Of course, on a real world system, it may be that we only need to care about the proximity of the association between two users:
FIND SHORTEST PATH FROM "p_100" TO "p_101" OVER * BIDIRECT YIELD PATH AS paths |
YIELD collect(length($-.paths)) AS len | YIELD coalesce($-.len[0], -1) AS len
In the result we only care about the length of the shortest path between them as: 4.
len |
---|
4 |
Temporal intersection of people
Further we can use graph semantics to outline any patterns with temporal and spatial information that we want to identify and query them in real time in the graph, e.g. for a given person whose id is p_101, we differ all the people who have temporal and spatial intersection with him at a given time, which means that those people also stay and visit a place within the time period in which p_101 visits those places.
MATCH (p:person)-[`visit0`:visited]->(`addr`:address)<-[`visit1`:visited]-(p1:person)

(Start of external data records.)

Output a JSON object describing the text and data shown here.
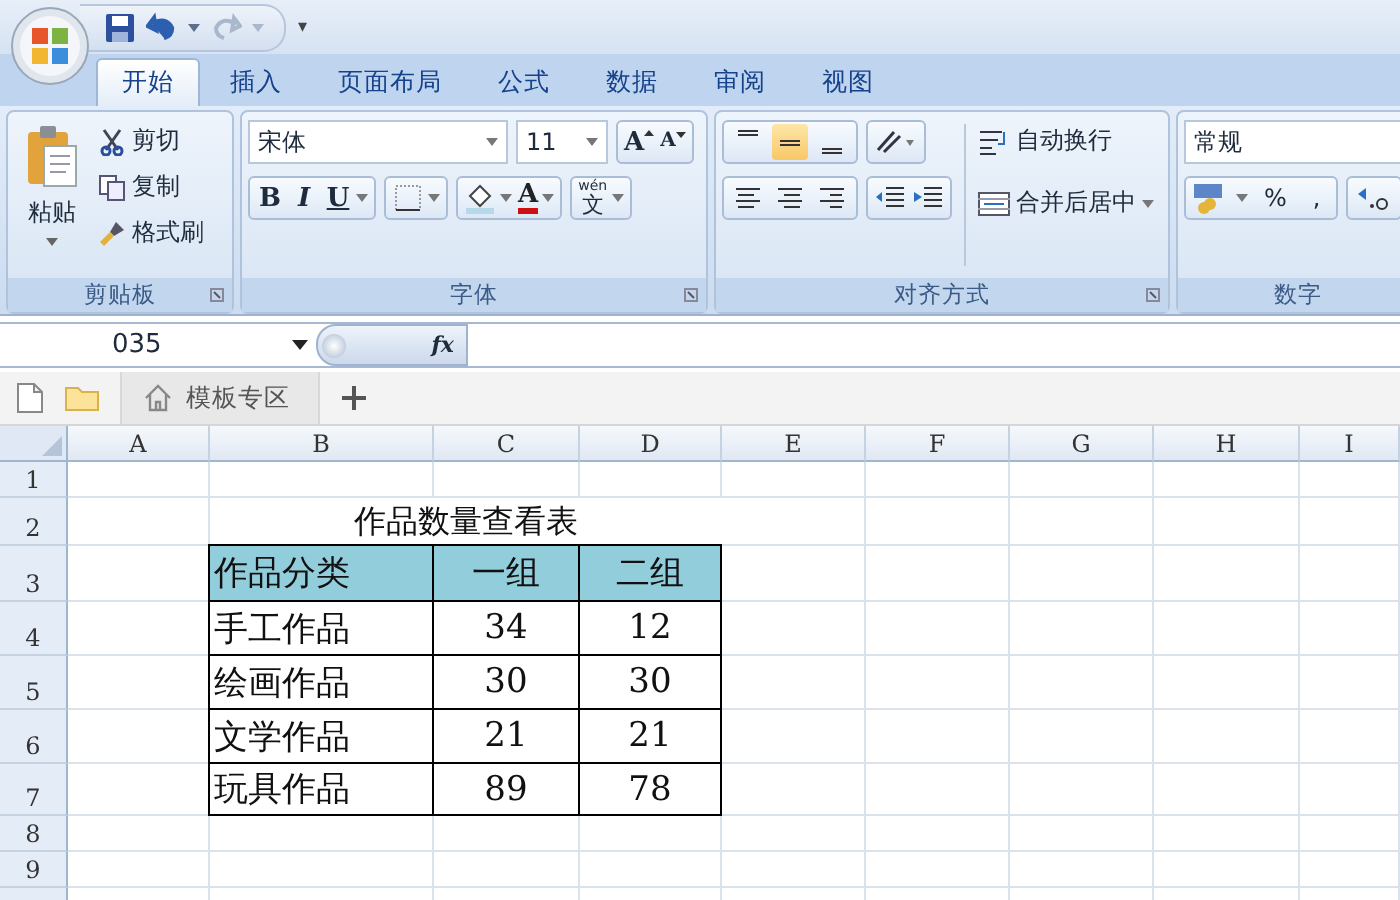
{
  "quick_access": {
    "customize": "▾"
  },
  "tabs": [
    {
      "label": "开始",
      "selected": true
    },
    {
      "label": "插入",
      "selected": false
    },
    {
      "label": "页面布局",
      "selected": false
    },
    {
      "label": "公式",
      "selected": false
    },
    {
      "label": "数据",
      "selected": false
    },
    {
      "label": "审阅",
      "selected": false
    },
    {
      "label": "视图",
      "selected": false
    }
  ],
  "clipboard": {
    "paste": "粘贴",
    "actions": [
      {
        "kind": "cut",
        "label": "剪切"
      },
      {
        "kind": "copy",
        "label": "复制"
      },
      {
        "kind": "brush",
        "label": "格式刷"
      }
    ],
    "group_label": "剪贴板"
  },
  "font": {
    "name": "宋体",
    "size": "11",
    "grow": "A",
    "shrink": "A",
    "styles": [
      "B",
      "I",
      "U"
    ],
    "color_letter": "A",
    "phonetic": {
      "pinyin": "wén",
      "char": "文"
    },
    "group_label": "字体"
  },
  "alignment": {
    "vertical": [
      {
        "kind": "top",
        "selected": false
      },
      {
        "kind": "middle",
        "selected": true
      },
      {
        "kind": "bottom",
        "selected": false
      }
    ],
    "horizontal": [
      {
        "kind": "left",
        "selected": false
      },
      {
        "kind": "center",
        "selected": false
      },
      {
        "kind": "right",
        "selected": false
      }
    ],
    "wrap": "自动换行",
    "merge": "合并后居中",
    "group_label": "对齐方式"
  },
  "number": {
    "format": "常规",
    "percent": "%",
    "comma": ",",
    "group_label": "数字"
  },
  "name_box": "035",
  "fx": "fx",
  "sheet_tabs": [
    {
      "label": "模板专区"
    }
  ],
  "columns": [
    "A",
    "B",
    "C",
    "D",
    "E",
    "F",
    "G",
    "H",
    "I"
  ],
  "rows": [
    "1",
    "2",
    "3",
    "4",
    "5",
    "6",
    "7",
    "8",
    "9"
  ],
  "title": "作品数量查看表",
  "table": {
    "header": [
      "作品分类",
      "一组",
      "二组"
    ],
    "rows": [
      [
        "手工作品",
        "34",
        "12"
      ],
      [
        "绘画作品",
        "30",
        "30"
      ],
      [
        "文学作品",
        "21",
        "21"
      ],
      [
        "玩具作品",
        "89",
        "78"
      ]
    ]
  }
}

WHERE id(p) == "p_101" AND `visit0`.`start_time` < `visit1`.`end_time`
RETURN `addr`.address.`name`, collect(p1.person.`name`)
We obtained the following list of temporal intersection people at each visited location.
addr.address.name | collect(p1.person.name) |
---|---|
闵行仇路q座 255960 | ["徐畅", "王佳", "曾亮", "姜桂香", "邵秀英", "韦婷婷", "陶玉", "马坤", "黄想", "张秀芳", "颜桂芳", "张洋"] |
丰都北京路J座 725701 | ["陈春梅", "施婷婷", "井成", "范文", "王楠", "尚明", "薛秀珍", "宋金凤", "杨雪", "邓丽华", "李杨", "温佳", "叶玉", "周明", "王桂珍", "段玉华", "金成", "黄鑫", "邬兵", "魏柳", "王兰英", "杨柳"] |
普陀潜江路P座 210730 | ["储平", "洪红霞", "沈玉英", "王洁", "董玉英", "邓凤英", "谢海燕", "梁雷", "张畅", "任玉兰", "贾宇", "汪成", "孙琴", "纪红梅", "王欣", "陈兵", "张成", "王东", "谷霞", "林成"] |
普陀武街f座 706352 | ["邢成", "张建军", "张鑫", "戴涛", "蔡洋", "汪燕", "尹亮", "何利", "何玉", "周波", "金秀珍", "杨波", "张帅", "周柳", "马云", "张建华", "王丽丽", "陈丽", "万萍"] |
城东贵阳街O座 110567 | ["李洁", "陈静", "王建国", "方淑华", "古想", "漆萍", "詹桂花", "王成", "李慧", "孙娜", "马伟", "谢杰", "王鹏", "鞠桂英", "莫桂英", "汪雷", "黄彬", "李玉梅", "祝红梅"] |
Now, let's visualize this result on a graph:
MATCH (p:person)-[`visit0`:visited]->(`addr`:address)<-[`visit1`:visited]-(p1:person)
WHERE id(p) == "p_101" AND `visit0`.`start_time` < `visit1`.`end_time`
RETURN paths;
In the result, we marked p_101 as a different icon, and identified the gathering community with the label propagation algorithm, isn't a graph worth a thousand words?
Most recently visited provinces
Finally, we then use a simple query pattern to express all the provinces a person has visited in a given time, say from a point in time:
MATCH (p:person)-[visit:visted]->(`addr`:address)-[:belong_to*5]-(prov:province)
WHERE id(p) == "p_101" AND visit.start_time > 1625469000
RETURN prov.province.name, collect(addr.address.name);
Result:
prov.province.name | collect(addr.address.name) |
---|---|
四川省 | ["闵行仇路q座 255960"] |
山东省 | ["城东贵阳街O座 110567"] |
云南省 | ["丰都北京路J座 725701"] |
福建省 | ["普陀潜江路P座 210730"] |
内蒙古自治区 | ["普陀武街f座 706352"] |
The usual rules, let's look at the results on the graph, this time, we choose Dagre-LR layout rendering, and the result looks like:
Recap
We have given quite a few examples of applications in social networks, including
- Finding key people
- Identifying clusters of people, communities
- Determining the closeness between two users
- Recommending new friends
- Pinpointing important content using common neighbors
- Push information flow based on friend relationship and geographic location
- Spatio-temporal relationship mapping
As a natural graph structure, social networks are well suited to use graph technology to store, query, compute, analyze and visualize to solve various problems on them. We hope you can have a preliminary understanding of the graph technology in SNS through this post.